Sr Marie-France Carreel, r.s.c.j.,
Sainte Philippine Duchesne : aller semer l’Evangile par de-là les frontières

Editions jésuites – Paris – 2017 – 78 p.

C’est l’intrépidité d’une religieuse missionnaire vouée à l’éducation des indigènes que, dans l’attachante collection Fidélité, expose Sr Marie-France. Elle-même docteur en sciences de l’éducation avec une thèse sur Sophie Barat, elle restitue ici, avec maîtrise, l’aventure de SaintePhilippine Duchesne qui, voilà exactement 200 ans, embarqua pour l’Amérique avec quatre autres religieuses, afin de christianiser les filles indiennes.

Issue de la meilleure bourgeoisie dauphinoise, cette jeune grenobloise, née en 1769, commence ses études chez les Visitandines du célèbre monastère de Sainte Marie d’en Haut, qui domine l’Isère. Et là, toute jeune, elle rêve déjà d’aller catéchiser les indigènes, voire de subir le martyr. A 18 ans, elle entre au noviciat, mais bientôt, en 1793, la communauté est dispersée. Ne pouvant faire profession, elle s’emploie à aider les détenus de la Terreur puis s’adonne à l’éducation de quelques « enfants des rues », dont la rusticité ne manque pas de lui être pénible… Elle peut enfin, en 1801, retourner au couvent et y installer un petit pensionnat de filles ; mais son statut demeure précaire et indécis. Néanmoins, elle apprend providentiellement que Sophie Barat prenait à Amiens l’initiative d’une Congrégation, dans laquelle elle entre en 1804 et au sein de laquelle elle fait profession perpétuelle dès 1805.  Son désir demeurait cependant d’aller parmi les « infidèles ». Du fait de divers circonstances, ce n’est qu’en 1818, âgée déjà de 49 ans, qu’elle peut enfin partir pour l’Amérique, où l’Evêque de la Louisiane, Mgr Dubourg, souhaitait ouvrir une école. Toutefois, après plusieurs mois de voyages éprouvants, les déconvenues se multiplièrent : difficultés d’ordre pratique, imprévisibilité de certaines décisions épiscopales, oppositions d’origines inégalement chrétiennes, immensité du pays, lenteur des communications avec la Maison-Mère ; souvent, un an s’écoule entre l’envoi d’une demande et la réception d’une réponse. Mais la pire déception tient à ce que les écoles qu’elle ouvre ne peuvent d’abord scolariser que des américaines, cela la démoralise, même si elle trouve du réconfort dans la prière.  Et de fait, les 6 établissements qu’elle parvient à créer entre 1819 et 1826, voient arriver quelques païennes, à qui elle peut annoncer Jésus Christ. Et leur proportion ne va cesser de croître.

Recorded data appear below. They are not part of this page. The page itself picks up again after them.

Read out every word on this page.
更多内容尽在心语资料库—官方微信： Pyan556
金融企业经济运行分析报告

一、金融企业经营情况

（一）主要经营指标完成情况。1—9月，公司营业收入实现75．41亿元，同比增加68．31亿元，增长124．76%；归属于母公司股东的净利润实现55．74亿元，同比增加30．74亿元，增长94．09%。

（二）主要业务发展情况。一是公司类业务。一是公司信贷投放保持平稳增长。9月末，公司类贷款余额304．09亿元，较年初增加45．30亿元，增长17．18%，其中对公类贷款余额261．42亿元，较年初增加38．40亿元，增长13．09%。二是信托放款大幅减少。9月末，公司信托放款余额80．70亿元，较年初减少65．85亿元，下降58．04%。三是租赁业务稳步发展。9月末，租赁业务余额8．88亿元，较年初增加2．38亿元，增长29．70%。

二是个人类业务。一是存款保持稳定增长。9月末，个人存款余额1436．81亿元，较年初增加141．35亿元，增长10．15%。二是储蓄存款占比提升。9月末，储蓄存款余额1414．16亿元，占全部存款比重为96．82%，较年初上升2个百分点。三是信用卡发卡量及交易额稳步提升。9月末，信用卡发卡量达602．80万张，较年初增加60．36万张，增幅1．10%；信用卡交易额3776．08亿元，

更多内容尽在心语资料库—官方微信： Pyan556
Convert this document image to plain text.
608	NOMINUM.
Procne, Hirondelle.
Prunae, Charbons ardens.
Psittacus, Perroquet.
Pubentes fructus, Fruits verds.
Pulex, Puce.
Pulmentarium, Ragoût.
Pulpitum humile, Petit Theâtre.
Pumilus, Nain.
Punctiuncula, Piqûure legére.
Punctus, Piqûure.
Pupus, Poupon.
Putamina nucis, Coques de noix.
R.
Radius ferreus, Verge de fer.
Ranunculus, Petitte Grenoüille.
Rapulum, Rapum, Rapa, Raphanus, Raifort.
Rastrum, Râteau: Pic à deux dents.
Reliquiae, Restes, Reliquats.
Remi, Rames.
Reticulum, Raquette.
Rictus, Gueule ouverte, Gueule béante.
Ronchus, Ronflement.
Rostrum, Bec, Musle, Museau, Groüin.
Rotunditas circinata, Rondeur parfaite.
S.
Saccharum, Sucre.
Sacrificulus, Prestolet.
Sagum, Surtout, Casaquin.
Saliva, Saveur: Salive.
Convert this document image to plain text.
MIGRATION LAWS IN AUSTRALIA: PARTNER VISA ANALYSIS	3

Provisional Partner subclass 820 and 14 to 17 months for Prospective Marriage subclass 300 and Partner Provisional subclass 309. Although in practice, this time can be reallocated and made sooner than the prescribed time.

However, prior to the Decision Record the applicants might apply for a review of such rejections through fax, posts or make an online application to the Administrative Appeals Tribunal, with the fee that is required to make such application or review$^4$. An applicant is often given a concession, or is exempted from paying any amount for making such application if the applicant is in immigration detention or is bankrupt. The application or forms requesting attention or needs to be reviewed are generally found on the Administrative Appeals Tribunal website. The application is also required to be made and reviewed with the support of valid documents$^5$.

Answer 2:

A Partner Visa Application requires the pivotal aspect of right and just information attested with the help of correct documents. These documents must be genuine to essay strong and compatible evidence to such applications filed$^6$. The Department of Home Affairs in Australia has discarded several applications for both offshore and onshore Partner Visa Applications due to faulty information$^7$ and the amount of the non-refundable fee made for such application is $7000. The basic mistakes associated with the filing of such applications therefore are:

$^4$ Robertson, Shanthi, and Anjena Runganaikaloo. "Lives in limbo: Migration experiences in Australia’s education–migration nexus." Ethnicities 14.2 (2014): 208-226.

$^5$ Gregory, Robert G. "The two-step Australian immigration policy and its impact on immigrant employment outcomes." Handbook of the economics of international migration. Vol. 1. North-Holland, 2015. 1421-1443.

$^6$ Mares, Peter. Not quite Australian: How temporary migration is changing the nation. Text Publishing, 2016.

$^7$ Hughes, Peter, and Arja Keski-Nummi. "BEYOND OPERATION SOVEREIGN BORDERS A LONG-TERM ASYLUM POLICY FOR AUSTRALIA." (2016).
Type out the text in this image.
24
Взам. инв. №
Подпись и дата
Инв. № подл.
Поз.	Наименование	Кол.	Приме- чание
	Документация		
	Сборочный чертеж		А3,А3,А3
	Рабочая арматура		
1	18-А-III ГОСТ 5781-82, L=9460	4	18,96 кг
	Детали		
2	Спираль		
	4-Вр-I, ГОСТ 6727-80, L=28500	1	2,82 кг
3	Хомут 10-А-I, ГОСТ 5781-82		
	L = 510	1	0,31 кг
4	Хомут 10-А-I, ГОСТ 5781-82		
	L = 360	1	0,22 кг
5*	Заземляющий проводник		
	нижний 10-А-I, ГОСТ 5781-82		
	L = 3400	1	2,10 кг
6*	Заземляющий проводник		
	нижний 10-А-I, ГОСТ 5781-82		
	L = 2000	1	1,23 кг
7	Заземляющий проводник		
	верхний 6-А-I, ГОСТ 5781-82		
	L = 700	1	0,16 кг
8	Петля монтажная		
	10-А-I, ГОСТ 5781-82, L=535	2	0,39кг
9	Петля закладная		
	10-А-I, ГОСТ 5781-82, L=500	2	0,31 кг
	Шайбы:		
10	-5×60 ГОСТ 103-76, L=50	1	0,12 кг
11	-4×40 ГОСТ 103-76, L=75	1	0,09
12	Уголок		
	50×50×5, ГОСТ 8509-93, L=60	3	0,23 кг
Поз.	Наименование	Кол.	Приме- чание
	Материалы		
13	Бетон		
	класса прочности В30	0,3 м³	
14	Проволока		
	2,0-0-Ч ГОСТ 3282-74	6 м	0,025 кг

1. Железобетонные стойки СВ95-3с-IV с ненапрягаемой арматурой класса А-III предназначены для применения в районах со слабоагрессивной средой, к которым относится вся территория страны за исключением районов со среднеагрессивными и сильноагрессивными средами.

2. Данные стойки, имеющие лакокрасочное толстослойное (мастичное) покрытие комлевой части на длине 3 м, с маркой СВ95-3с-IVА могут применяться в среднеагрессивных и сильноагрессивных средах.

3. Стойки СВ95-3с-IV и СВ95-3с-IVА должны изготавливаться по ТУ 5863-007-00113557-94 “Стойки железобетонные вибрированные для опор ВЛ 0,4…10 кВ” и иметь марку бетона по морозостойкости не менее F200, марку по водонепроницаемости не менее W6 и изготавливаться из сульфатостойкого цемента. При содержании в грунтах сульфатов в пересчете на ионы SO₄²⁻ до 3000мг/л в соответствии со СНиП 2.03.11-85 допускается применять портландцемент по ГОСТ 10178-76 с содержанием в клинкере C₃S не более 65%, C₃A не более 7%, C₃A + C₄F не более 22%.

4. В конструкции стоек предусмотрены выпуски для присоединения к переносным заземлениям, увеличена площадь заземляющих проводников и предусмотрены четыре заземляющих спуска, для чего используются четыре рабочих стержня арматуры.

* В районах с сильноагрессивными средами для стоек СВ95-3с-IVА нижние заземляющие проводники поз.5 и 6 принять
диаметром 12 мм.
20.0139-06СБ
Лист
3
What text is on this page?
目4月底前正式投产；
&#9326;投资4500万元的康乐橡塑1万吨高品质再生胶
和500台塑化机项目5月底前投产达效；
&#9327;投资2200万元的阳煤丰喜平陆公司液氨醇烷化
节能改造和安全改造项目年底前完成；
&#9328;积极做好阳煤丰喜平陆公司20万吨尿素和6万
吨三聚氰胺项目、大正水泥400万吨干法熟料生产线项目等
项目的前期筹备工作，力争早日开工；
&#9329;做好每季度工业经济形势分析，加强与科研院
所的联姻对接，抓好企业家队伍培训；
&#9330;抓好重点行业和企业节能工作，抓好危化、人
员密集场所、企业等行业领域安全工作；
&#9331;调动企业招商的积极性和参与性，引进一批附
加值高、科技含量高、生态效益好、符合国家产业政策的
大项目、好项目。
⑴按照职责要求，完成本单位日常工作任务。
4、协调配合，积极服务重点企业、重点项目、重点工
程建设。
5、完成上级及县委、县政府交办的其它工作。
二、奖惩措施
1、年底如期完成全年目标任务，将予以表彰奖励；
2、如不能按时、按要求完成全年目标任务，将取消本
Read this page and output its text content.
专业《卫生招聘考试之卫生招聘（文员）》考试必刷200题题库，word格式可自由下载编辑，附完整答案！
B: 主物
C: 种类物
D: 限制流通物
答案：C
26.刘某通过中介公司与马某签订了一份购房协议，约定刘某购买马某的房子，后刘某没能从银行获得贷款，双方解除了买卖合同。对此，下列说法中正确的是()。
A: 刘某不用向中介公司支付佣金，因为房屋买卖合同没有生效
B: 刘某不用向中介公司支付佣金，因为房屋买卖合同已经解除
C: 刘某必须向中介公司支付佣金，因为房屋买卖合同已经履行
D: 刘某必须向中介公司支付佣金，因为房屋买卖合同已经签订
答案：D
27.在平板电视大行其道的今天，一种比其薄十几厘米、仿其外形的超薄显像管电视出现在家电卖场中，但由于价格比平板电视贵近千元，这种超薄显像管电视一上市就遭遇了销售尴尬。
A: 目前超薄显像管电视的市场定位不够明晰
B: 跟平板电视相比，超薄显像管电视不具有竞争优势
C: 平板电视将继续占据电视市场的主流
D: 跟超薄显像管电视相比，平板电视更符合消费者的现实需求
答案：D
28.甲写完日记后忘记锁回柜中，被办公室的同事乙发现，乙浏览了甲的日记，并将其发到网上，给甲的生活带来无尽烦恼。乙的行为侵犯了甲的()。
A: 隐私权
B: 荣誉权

On lit avec intérêt et émotion ces pages qui restituent de manière dense et précise l’effort incessant d’une missionnaire que le zèle des âmes ne cesse de motiver. En particulier, le 5ème chapitre présente la spiritualité adoratrice d’une religieuse qui voulait faire partout connaître l’amour du cœur de Jésus, qui l’a elle-même saisie. Certes, au premier regard, « il semble que Philippine Duchesne se soit livrée à un vrai parcours d’obstacles » (p. 57). Mais l’on admire la fécondité et la courageuse ténacité d’une démarche, qui prolonge à sa manière celle de Marie de l’Incarnation. Aussi doit-on être reconnaissant à Sœur Marie-France de ce beau petit livre, solidement référencé et documenté.

Ajoutons que l’auteur et Sœur Carolyne Osiek, également r.sc.j., viennent de publier – Philippine Duchesne, pionnière de la frontière américaine 1769-1852 – Œuvres complètes. Ed. Brepols – Turnhout (Belgique) – 2 vol. – 1750 p.  – Ces volumes, qui rassemblent 656 lettres et divers textes de Ste Philippine, apportent de nombreuses informations sur sa vie et son action.